Ellen Page Online - Press archive - St. Albert Gazette - Into the Forest Review - A rare treat
St. Albert Gazette - Into the Forest Review - A rare treat
Into the Forest a small cinematic gemby Scott Hayes, published on Wednesday, June 15, 2016 - 06:00 am
When you think of films about a dystopian future, you might generally think of sci-fi cityscapes like Blade Runner, post-apocalyptic war zones like Terminator, or lawless wastelands like Mad Max, or super-technological wonderlands like A.I.
You probably also don’t think of women as the main characters.
This dystopian film features the quiet introspective drama of two sisters living in a secluded cabin. With a deft hand, Canadian director Patricia Rozema is here to change all that, as she finally brings Jean Hegland’s novel Into the Forest to cinemas. It’s a wonderful, sensitive and small movie but its internal dramas are very large. If you haven’t yet made the colossal mistake of making your movie night out to witness the latest blockbuster spectacle (like X-Men: Apocalypse or Teenage Mutant Ninja Turtles: Apocalypse – or whatever it’s called) then surprise yourself and your date by watching something that is actually worthwhile and memorable.
“I’m really committed to doing films that I would love because once you break away from that, you’ve just lost your rudder and you won’t know what’s good any more. I feel like having it very grounded even though it’s speculative fiction – to use the term ‘near-fi’ meaning it’s sci-fi but very near – it still seemed very possible to me,” Rozema confided during a phone interview.
In this movie, the power goes out across the entire continent, simple as that. People haven’t really thought about how dependent they’ve become on electricity that you can access simply by plugging something into a wall. Without power, anarchy reigns.
For Nell (Ellen Page) and Eva (Evan Rachel Wood), it means that their family unit needs to power up in a big way. Initially, their dad Robert (Callum Keith Rennie) shows them the basics of survival, teaching them the importance of conservation and such, but eventually it comes down to the two young sisters to figure things out for themselves. They are forced to fend for themselves and fight off the elements of destruction.
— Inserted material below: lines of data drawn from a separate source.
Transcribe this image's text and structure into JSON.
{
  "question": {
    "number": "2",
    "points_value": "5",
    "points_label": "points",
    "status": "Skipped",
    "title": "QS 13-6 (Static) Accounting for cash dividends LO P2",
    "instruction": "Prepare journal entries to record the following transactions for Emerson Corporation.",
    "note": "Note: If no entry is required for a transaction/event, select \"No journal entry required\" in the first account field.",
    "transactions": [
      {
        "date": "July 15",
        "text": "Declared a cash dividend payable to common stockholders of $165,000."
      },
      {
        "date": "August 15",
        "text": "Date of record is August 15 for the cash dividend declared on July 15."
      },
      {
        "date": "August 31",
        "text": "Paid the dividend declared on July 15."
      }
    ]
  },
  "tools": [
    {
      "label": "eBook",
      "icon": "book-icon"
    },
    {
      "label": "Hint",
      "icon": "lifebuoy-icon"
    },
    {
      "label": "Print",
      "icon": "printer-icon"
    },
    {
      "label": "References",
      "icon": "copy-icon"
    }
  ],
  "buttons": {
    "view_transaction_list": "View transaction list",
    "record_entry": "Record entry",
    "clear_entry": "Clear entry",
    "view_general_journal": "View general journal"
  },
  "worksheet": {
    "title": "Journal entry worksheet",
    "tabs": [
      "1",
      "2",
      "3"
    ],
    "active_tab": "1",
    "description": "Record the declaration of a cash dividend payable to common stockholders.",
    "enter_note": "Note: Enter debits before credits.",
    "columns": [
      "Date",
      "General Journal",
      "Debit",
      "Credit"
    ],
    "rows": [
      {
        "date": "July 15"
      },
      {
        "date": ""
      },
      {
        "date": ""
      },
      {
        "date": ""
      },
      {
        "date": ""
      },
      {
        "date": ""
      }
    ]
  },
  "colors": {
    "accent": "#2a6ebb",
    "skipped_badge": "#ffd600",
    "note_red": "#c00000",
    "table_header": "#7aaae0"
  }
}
Like I said, it’s a small movie but a powerful one that resonates and delights all around, not just for its treatment of two very real characters and how their relationship develops over a period of time during a troubling situation. It is also a marvelous story for demonstrating how a person’s instincts, fed by years of having a solid and stable parent figure, can lead them to make strong but difficult choices.
More than anything else, Into the Forest is as real a post-apocalyptic drama as you could get. There aren’t spaceships and aliens and robots fighting with lasers. There are people simply trying to make sure that they have a roof over their heads, food on the table, and the support and strength of their family to carry them through the days.
“That was a real draw for me, to do something that wasn’t fantasy,” Rozema continued.
“I actually think that talking about the end of the world and then bringing in the zombies and the meteorites and the dinosaurs come back to life, as much as those can be fun it’s comforting to consider to the end of civilization as we know it and then blame fantastical elements because it would just seem like a pure flight of fantasy. I don’t have to be fearful or worried or prepare or think about how I’m treating the earth right now because it’s never going to happen. This is actually more frightening and more of a thriller because it could happen this way.”
How beautiful it is to watch too, even when the sisters are forced to face dangers far greater than not being able to turn the stereo on. This family sticks together through thick and thin. Watching Into the Forest is perhaps the most important movie you could – and should – watch with your family this weekend, instead of something truly fantastic like anthropomorphic turtles with ninja skills. Into the Forest is far more memorable than such drivel.
“Films that have residual value (that actually linger for you and affect how you think and feel afterward) are rare. I think that what is happening in society but what would happen even more if all the power was gone is we would cocoon. We would just retreat to our places especially if you had water and heat and some food and safety. You would just stay and then what would happen?”